19. What if a demo is good but needs refining? Do you have time to help the artist and give them some tips?
– Not that I could personally help out much, as I myself am no producer. If needed, BCSA’s label boss, Nicholas Van Orton steps in with some tips.
20. Who does the labels mastering? and do you ever have tracks mixed down by an engineer for better results?
-Nowadays, most of the times, artists send their own masters (mastered by themselves or their engineer, persons they have already worked with and were happy with the result). So, if we’re happy with the result, we go with it. If we’re not happy with the result, than we take care of the mastering. Our mastering engineer is Nicholas Van Orton.
21. This is tough but if you had to pick your five favourite releases or tracks on the label what would they be?
I really prefer not to answer to this one. Simply because, as I’ve mentioned before, we release only what we like, love and feel. So there is really no point in separating some releases from the others. Love them all equally!

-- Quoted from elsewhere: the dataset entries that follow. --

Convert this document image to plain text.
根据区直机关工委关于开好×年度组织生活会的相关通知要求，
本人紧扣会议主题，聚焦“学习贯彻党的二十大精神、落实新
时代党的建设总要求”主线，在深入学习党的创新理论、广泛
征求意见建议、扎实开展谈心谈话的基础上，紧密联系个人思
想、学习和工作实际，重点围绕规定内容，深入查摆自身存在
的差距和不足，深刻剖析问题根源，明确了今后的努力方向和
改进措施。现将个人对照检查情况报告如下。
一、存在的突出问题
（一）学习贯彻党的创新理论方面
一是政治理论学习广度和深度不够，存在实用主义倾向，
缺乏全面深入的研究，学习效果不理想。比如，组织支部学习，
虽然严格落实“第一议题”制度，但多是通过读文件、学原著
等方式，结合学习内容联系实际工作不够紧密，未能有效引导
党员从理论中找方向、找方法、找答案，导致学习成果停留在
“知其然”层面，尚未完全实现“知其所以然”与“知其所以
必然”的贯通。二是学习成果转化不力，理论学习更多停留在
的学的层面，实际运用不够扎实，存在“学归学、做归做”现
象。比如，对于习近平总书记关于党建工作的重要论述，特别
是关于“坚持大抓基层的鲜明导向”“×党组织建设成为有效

22. Lastly, what advice do you have for someone just starting a label?
– Release only what you truly like, love and feel. Specialize and focus as much as possible on one genre, in order to receive constant support for the same. If you wish to promote different genres, open different label. Have a good promotion. Don’t wait on artist’s demos, but prefer to approach the artists you’d like to release on your label. Don’t do it alone, always have a team! Because, for example, if you’re a producer, and wish to start a label, you’d have to make a lot of sacrifices and compensations on the way, and your career as producer/dj will suffer. If you prefer not to have assistance, than at least try to consulate with people that are already working with labels. It’s an underground community, and so far, from my experience, everybody is willing to share from their experiences, and everyone is really friendly oriented. Lastly, always be patient, it’s the world of underground music, so it might take some time to be noticed and receive continuous support.